Streaming is a way to make your agent feel more responsive. Instead of waiting for the complete response, you can stream intermediate results as they arrive.

Streaming Support

Railtracks supports streaming responses from your agent. To interact with a stream, just set the appropriate flag when creating your LLM.

import railtracks.llm as llm

model = llm.OpenAILLM(model_name="gpt-4o", stream=True)

When you call the LLM, it will return a generator that you can iterate through:

model = llm.OpenAILLM(model_name="gpt-4o", stream=True)
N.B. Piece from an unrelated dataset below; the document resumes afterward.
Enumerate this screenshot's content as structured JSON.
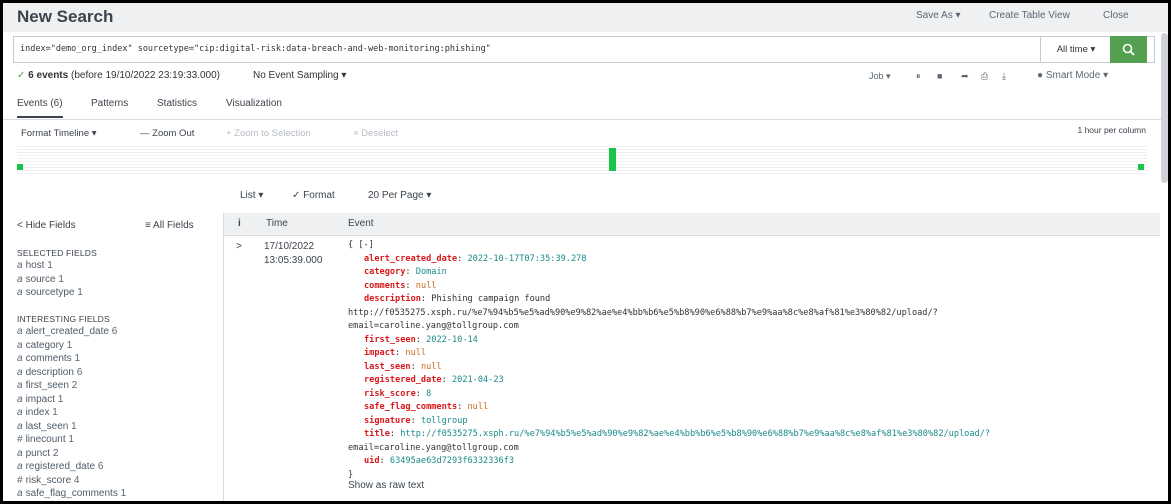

response = model.chat(llm.MessageHistory([
    llm.UserMessage("Tell me who you are are"),
]))

# The response object can act as an iterator returning string chunks terminating with the complete message.
for chunk in response:
    print(chunk)

Agent Support

Agents in Railtracks also support streamed responses. When creating your agent, you provide an LLM with streaming enabled:

import railtracks as rt

agent = rt.agent_node(
    llm=rt.llm.OpenAILLM(model_name="gpt-4o", stream=True),
)

The output of the agent will be a generator containing a sequence of strings, followed by the complete message.

Usage

agent = rt.agent_node(
    llm=rt.llm.OpenAILLM(model_name="gpt-4o", stream=True),
)

@rt.session
async def main():
    result = await rt.call(agent, rt.llm.MessageHistory([
        rt.llm.UserMessage("Tell me who you are are"),
        ]))

    # The response object can act as an iterator returning string chunks terminating with the complete message.

    for chunk in result:
        print(chunk)
`

Warning

When using streaming, you should fully exhaust the returned object within the session. If you do this outside of the session, the visualizer suite will not work as expected.

Warning

Streaming is not currently supported for tool-calling agents. See issue #756.